Finding Riemann surfaces with several p-gonal morphisms

Abstract

Since every Riemann surface admits a meromorphic function then Riemann surfaces (algebraic curves) can be viewed as branched coverings of the Riemann sphere \(\mathbb {\hat{C}}\). A morphism from a Riemann surface on \(\mathbb {\hat{C}}\) of degree \(n\) is called an \(n\)-gonal morphism. If \(p\) is a prime and there is a \(p\)-gonal morphism from a Riemann surface \(X\) of genus \(g\) with \(g>(p-1)^{2}\) then the \(p\)-gonal morphism from \(X\) is unique. If the condition \(g>(p-1)^{2}\) is not fulfilled, examples of surfaces with more than one \(p\)-gonal morphism are known for the special case of cyclic coverings (see for instance [12]), here we shall construct examples for the case of irregular coverings.
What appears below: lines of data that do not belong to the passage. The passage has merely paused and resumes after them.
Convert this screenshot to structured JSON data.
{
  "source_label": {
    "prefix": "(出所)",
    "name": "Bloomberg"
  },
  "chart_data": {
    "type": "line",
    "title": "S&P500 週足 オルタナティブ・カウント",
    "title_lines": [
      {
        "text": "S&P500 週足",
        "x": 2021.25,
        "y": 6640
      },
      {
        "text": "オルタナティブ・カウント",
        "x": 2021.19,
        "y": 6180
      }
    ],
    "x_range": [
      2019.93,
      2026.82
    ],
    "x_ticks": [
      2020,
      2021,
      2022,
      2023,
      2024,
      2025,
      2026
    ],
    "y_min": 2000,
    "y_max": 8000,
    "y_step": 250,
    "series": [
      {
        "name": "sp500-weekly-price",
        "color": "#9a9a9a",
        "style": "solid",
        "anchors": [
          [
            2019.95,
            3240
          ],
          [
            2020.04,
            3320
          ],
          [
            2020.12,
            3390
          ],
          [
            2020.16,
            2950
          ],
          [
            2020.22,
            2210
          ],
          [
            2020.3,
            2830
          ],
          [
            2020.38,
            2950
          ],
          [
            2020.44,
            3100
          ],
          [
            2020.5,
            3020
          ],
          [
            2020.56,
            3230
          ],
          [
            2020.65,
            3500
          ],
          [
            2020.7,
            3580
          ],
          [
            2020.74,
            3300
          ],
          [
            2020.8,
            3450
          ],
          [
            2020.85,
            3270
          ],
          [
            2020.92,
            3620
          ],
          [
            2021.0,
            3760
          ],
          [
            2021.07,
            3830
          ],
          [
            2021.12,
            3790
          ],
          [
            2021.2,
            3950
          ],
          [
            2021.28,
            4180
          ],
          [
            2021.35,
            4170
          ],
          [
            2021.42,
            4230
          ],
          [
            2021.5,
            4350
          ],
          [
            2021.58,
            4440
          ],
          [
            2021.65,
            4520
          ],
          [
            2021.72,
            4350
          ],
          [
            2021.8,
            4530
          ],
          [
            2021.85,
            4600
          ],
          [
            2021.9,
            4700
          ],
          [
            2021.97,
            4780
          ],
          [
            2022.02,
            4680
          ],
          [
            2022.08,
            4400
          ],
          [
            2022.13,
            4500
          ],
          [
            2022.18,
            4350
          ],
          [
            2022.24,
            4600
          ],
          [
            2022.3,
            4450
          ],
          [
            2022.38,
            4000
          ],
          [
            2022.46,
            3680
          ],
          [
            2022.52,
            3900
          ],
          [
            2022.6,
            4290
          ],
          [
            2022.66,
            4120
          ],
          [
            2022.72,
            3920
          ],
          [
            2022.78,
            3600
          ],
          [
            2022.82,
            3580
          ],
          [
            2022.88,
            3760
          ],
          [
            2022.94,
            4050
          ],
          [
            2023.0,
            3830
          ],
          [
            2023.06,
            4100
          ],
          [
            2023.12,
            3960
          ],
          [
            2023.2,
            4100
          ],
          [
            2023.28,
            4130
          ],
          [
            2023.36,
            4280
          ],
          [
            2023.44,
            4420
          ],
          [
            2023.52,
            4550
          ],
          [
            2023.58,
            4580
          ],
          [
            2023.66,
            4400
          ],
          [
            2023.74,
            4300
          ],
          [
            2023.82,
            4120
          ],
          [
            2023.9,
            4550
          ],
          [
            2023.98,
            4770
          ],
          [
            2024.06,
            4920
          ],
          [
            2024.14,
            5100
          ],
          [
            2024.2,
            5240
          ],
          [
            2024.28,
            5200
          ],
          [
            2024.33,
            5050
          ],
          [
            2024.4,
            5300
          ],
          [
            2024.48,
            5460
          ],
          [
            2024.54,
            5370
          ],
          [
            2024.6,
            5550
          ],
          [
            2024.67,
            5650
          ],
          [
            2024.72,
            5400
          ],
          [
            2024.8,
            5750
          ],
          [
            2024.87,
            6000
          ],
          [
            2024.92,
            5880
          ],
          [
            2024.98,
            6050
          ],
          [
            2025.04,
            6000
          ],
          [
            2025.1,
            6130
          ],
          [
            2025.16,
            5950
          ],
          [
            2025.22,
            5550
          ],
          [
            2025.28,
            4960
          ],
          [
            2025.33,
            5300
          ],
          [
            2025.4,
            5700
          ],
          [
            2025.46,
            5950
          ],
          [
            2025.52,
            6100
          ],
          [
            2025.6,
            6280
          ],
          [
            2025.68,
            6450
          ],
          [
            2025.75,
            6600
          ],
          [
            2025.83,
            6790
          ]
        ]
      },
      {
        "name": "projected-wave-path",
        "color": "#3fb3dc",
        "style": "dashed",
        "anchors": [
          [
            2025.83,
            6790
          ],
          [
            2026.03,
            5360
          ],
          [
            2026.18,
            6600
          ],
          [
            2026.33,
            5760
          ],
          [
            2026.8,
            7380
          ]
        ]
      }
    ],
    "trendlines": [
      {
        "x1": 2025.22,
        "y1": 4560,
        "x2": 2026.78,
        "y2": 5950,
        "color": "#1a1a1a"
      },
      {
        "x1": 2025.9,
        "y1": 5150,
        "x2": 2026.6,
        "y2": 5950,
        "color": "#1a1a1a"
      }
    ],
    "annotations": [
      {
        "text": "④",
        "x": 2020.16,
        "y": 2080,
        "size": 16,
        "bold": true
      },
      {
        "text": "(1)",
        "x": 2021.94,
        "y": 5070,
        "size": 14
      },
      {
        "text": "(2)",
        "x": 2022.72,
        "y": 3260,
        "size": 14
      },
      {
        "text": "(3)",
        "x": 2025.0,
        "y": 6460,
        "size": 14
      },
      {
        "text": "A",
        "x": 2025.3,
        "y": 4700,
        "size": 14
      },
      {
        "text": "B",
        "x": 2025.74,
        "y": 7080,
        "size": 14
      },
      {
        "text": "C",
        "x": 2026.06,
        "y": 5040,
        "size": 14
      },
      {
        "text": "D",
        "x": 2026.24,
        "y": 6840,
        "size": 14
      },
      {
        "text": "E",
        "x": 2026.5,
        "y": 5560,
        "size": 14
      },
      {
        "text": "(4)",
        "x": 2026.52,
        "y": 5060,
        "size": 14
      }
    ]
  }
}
We deal with this less studied case in a two steps process: first we find several families of generic trigonal and dihedral pentagonal surfaces with more than one trigonal or pentagonal morphism, second we obtain families of Riemann surfaces of genera \((p-1)^2\), \((p-1)^{2}-2\), \((p-1)^{2}-3\) admitting several \(p\)-gonal morphims for every prime \(p>2\).